Starting 23 October and for five years, Planta – a space for the confluence of art and industry, located in the aggregate quarry of the Sorigué group in Balaguer (Lleida) – is home to Double Bind, an installation by the artist Juan Muñoz (1953–2001). Created in 2001 for the Turbine Hall at Tate Modern in London, the masterwork of the Madrid-born sculptor who died a few months after its inauguration, is on display for the frist time in Spain, and for the third time ever, after a 2015 stint at Hangar Bicocca in Milan. Also hidden in this unique and changing environment, amid gravel mountains and olive fields, is a pavilion sheltering three monumental pictorial works of Anselm Kiefer and a sculpture by Antony Gormley, and also a Spanish Civil War bunker with an impressive video by Bill Viola, while two giant heads by Antonio López have been placed out in the open.
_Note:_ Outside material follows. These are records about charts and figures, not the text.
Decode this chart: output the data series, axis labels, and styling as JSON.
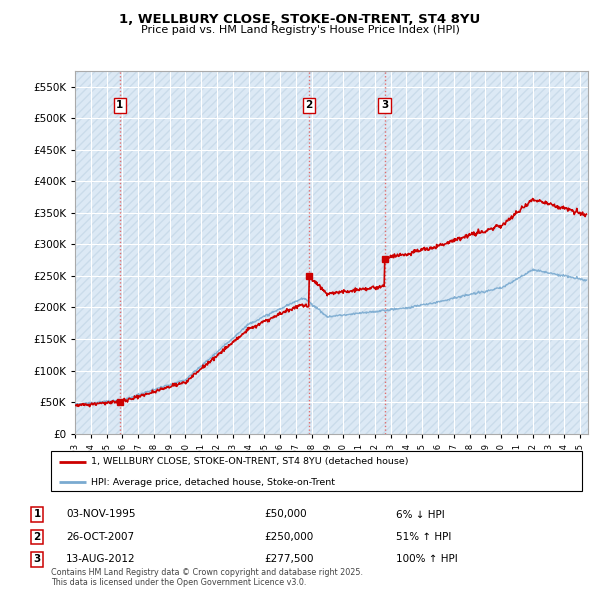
{
  "title": "1, WELLBURY CLOSE, STOKE-ON-TRENT, ST4 8YU",
  "subtitle": "Price paid vs. HM Land Registry's House Price Index (HPI)",
  "legend_line1": "1, WELLBURY CLOSE, STOKE-ON-TRENT, ST4 8YU (detached house)",
  "legend_line2": "HPI: Average price, detached house, Stoke-on-Trent",
  "transactions": [
    {
      "num": 1,
      "date": "03-NOV-1995",
      "price": 50000,
      "pct": "6%",
      "dir": "↓",
      "year": 1995.84
    },
    {
      "num": 2,
      "date": "26-OCT-2007",
      "price": 250000,
      "pct": "51%",
      "dir": "↑",
      "year": 2007.82
    },
    {
      "num": 3,
      "date": "13-AUG-2012",
      "price": 277500,
      "pct": "100%",
      "dir": "↑",
      "year": 2012.62
    }
  ],
  "footnote": "Contains HM Land Registry data © Crown copyright and database right 2025.\nThis data is licensed under the Open Government Licence v3.0.",
  "property_color": "#cc0000",
  "hpi_color": "#7aaad0",
  "ylim": [
    0,
    575000
  ],
  "xlim_start": 1993.0,
  "xlim_end": 2025.5,
  "plot_bg_color": "#dce9f5",
  "hatch_color": "#c0c0c0",
  "grid_color": "#ffffff"
}
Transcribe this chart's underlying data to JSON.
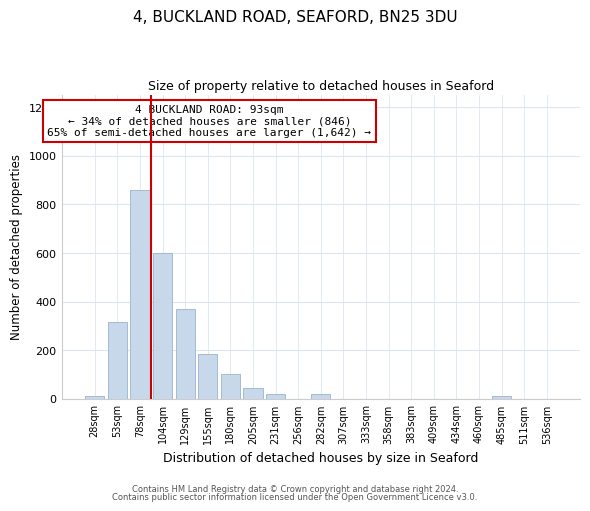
{
  "title": "4, BUCKLAND ROAD, SEAFORD, BN25 3DU",
  "subtitle": "Size of property relative to detached houses in Seaford",
  "xlabel": "Distribution of detached houses by size in Seaford",
  "ylabel": "Number of detached properties",
  "bar_labels": [
    "28sqm",
    "53sqm",
    "78sqm",
    "104sqm",
    "129sqm",
    "155sqm",
    "180sqm",
    "205sqm",
    "231sqm",
    "256sqm",
    "282sqm",
    "307sqm",
    "333sqm",
    "358sqm",
    "383sqm",
    "409sqm",
    "434sqm",
    "460sqm",
    "485sqm",
    "511sqm",
    "536sqm"
  ],
  "bar_values": [
    12,
    318,
    858,
    600,
    370,
    185,
    102,
    47,
    22,
    0,
    19,
    0,
    0,
    0,
    0,
    0,
    0,
    0,
    12,
    0,
    0
  ],
  "bar_color": "#c8d8eb",
  "bar_edge_color": "#9ab5cc",
  "ylim": [
    0,
    1250
  ],
  "yticks": [
    0,
    200,
    400,
    600,
    800,
    1000,
    1200
  ],
  "property_line_x": 2.5,
  "property_line_color": "#cc0000",
  "annotation_line1": "4 BUCKLAND ROAD: 93sqm",
  "annotation_line2": "← 34% of detached houses are smaller (846)",
  "annotation_line3": "65% of semi-detached houses are larger (1,642) →",
  "annotation_box_color": "#ffffff",
  "annotation_border_color": "#cc0000",
  "footer_line1": "Contains HM Land Registry data © Crown copyright and database right 2024.",
  "footer_line2": "Contains public sector information licensed under the Open Government Licence v3.0.",
  "background_color": "#ffffff",
  "grid_color": "#dce6f0"
}
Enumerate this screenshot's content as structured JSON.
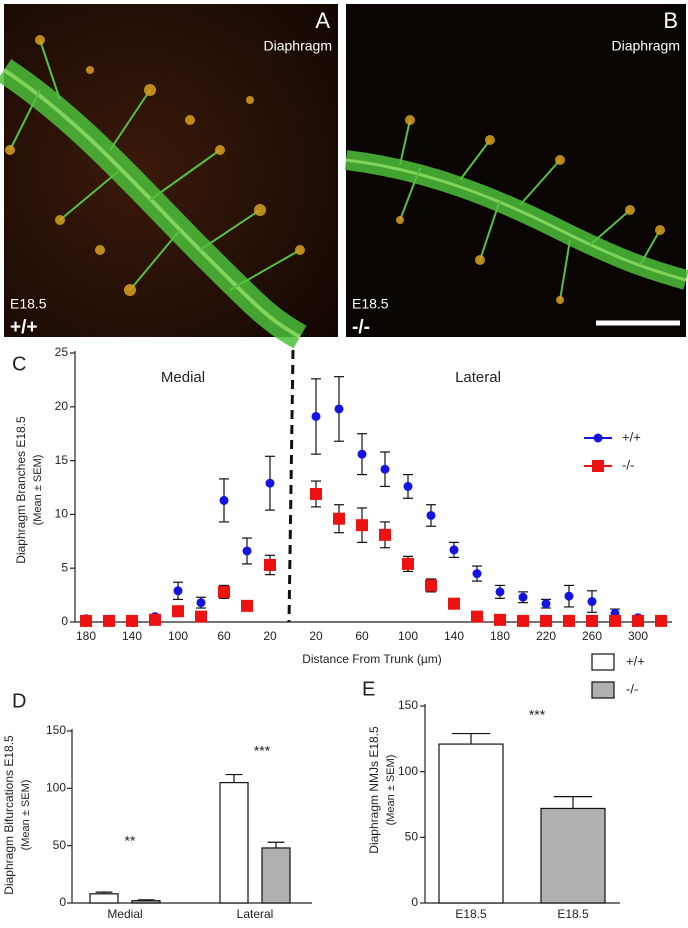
{
  "images": [
    {
      "label": "A",
      "tissue": "Diaphragm",
      "age": "E18.5",
      "genotype": "+/+"
    },
    {
      "label": "B",
      "tissue": "Diaphragm",
      "age": "E18.5",
      "genotype": "-/-"
    }
  ],
  "chart_data": [
    {
      "type": "scatter",
      "label": "C",
      "y_label": [
        "Diaphragm Branches E18.5",
        "(Mean ± SEM)"
      ],
      "x_label": "Distance From Trunk (µm)",
      "annotations": [
        "Medial",
        "Lateral"
      ],
      "categories": [
        180,
        null,
        140,
        null,
        100,
        null,
        60,
        null,
        20,
        20,
        null,
        60,
        null,
        100,
        null,
        140,
        null,
        180,
        null,
        220,
        null,
        260,
        null,
        300,
        null
      ],
      "ylim": [
        0,
        25
      ],
      "yticks": [
        0,
        5,
        10,
        15,
        20,
        25
      ],
      "legend": "upper right",
      "series": [
        {
          "name": "+/+",
          "color": "#1414e0",
          "marker": "circle",
          "values": [
            0.3,
            0.1,
            0.1,
            0.5,
            2.9,
            1.8,
            11.3,
            6.6,
            12.9,
            19.1,
            19.8,
            15.6,
            14.2,
            12.6,
            9.9,
            6.7,
            4.5,
            2.8,
            2.3,
            1.7,
            2.4,
            1.9,
            0.8,
            0.4,
            0.1
          ],
          "errors": [
            0.2,
            0.1,
            0.1,
            0.2,
            0.8,
            0.5,
            2.0,
            1.2,
            2.5,
            3.5,
            3.0,
            1.9,
            1.6,
            1.1,
            1.0,
            0.7,
            0.7,
            0.6,
            0.5,
            0.4,
            1.0,
            1.0,
            0.4,
            0.2,
            0
          ]
        },
        {
          "name": "-/-",
          "color": "#ee1111",
          "marker": "square",
          "values": [
            0.1,
            0.1,
            0.1,
            0.2,
            1.0,
            0.5,
            2.8,
            1.5,
            5.3,
            11.9,
            9.6,
            9.0,
            8.1,
            5.4,
            3.4,
            1.7,
            0.5,
            0.2,
            0.1,
            0.1,
            0.1,
            0.1,
            0.1,
            0.1,
            0.1
          ],
          "errors": [
            0,
            0,
            0,
            0,
            0.3,
            0.3,
            0.6,
            0.3,
            0.9,
            1.2,
            1.3,
            1.6,
            1.2,
            0.7,
            0.6,
            0.3,
            0.3,
            0,
            0,
            0,
            0,
            0,
            0,
            0,
            0
          ]
        }
      ]
    },
    {
      "type": "bar",
      "label": "D",
      "y_label": [
        "Diaphragm Bifurcations E18.5",
        "(Mean ± SEM)"
      ],
      "categories": [
        "Medial",
        "Lateral"
      ],
      "annotations": [
        "**",
        "***"
      ],
      "ylim": [
        0,
        150
      ],
      "yticks": [
        0,
        50,
        100,
        150
      ],
      "series": [
        {
          "color": "#ffffff",
          "values": [
            8,
            105
          ],
          "errors": [
            1.5,
            7
          ]
        },
        {
          "color": "#b0b0b0",
          "values": [
            2,
            48
          ],
          "errors": [
            0.8,
            5
          ]
        }
      ]
    },
    {
      "type": "bar",
      "label": "E",
      "y_label": [
        "Diaphragm NMJs E18.5",
        "(Mean ± SEM)"
      ],
      "categories": [
        "E18.5",
        "E18.5"
      ],
      "annotations": [
        "***"
      ],
      "ylim": [
        0,
        150
      ],
      "yticks": [
        0,
        50,
        100,
        150
      ],
      "series": [
        {
          "name": "+/+",
          "color": "#ffffff",
          "values": [
            121,
            null
          ],
          "errors": [
            8,
            null
          ]
        },
        {
          "name": "-/-",
          "color": "#b0b0b0",
          "values": [
            null,
            72
          ],
          "errors": [
            null,
            9
          ]
        }
      ]
    }
  ]
}
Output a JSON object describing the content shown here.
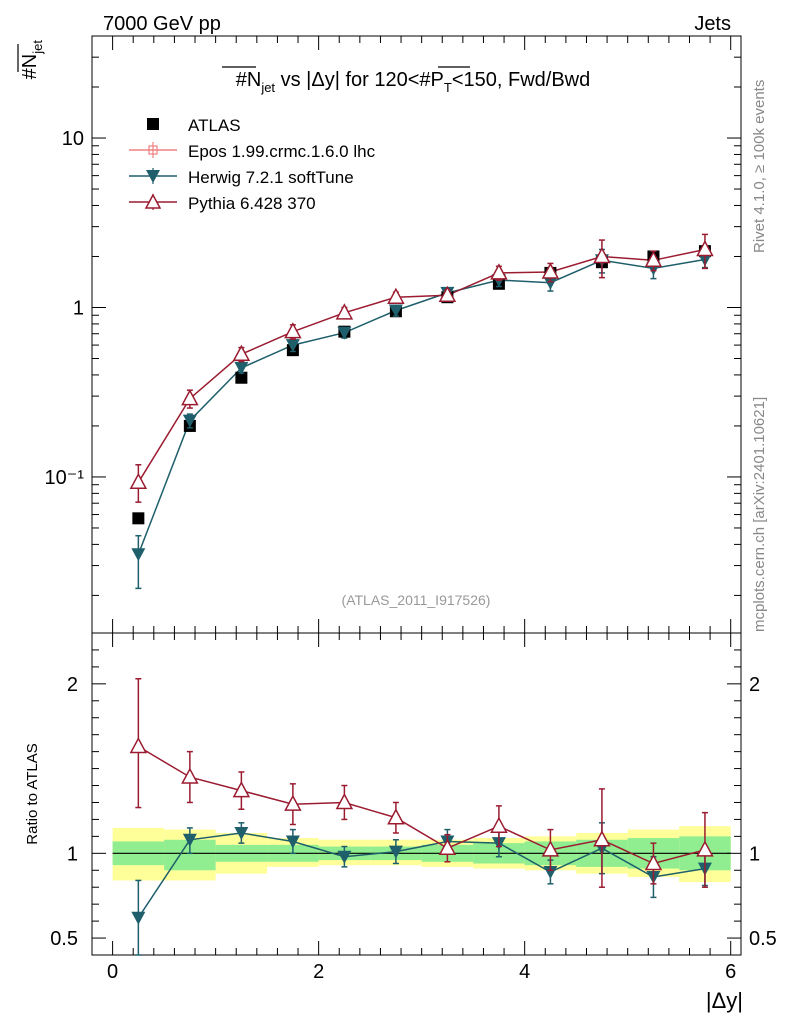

Promoted by the company Sorigué and its foundation, Planta opens to the public with Double Bind, and for its collection of 450 artworks a building will be raised, designed by Ábalos + Sentkiewcz. Construction is to begin in 2018.
Formerly a factory where concrete keystones were made, an old industrial shed with a pitched roof has been transformed specifically to reproduce Herzog & de Meuron’s Turbine Hall, with a 40-meter-long ramp leading to the 2,000-square-meter, 100-meter-long, 20-meter-wide, 18-meter-tall art installation. Adapted to this space by Juan Muñoz’s daughter, Lucía, the complex Double Bind is distributed on three levels, among which only the lower one is passable, flooded with darkness. From here on the visitor – looking in the direction of the intermediate level – is invited to search and visually course along the openings in the ceiling inhabited by disturbing human figures, with elements made of polyester resin, fiberglass, cloth, natural pigments, and wood. The silence is interrupted by the mechanical movement of two empty elevators ascending to the upper level, where an optic landscape is shown.
Work is being done in other installations slated to occupy Planta, with pieces by artists like William Kentridge, Chiharu Shiota, and Wim Wenders.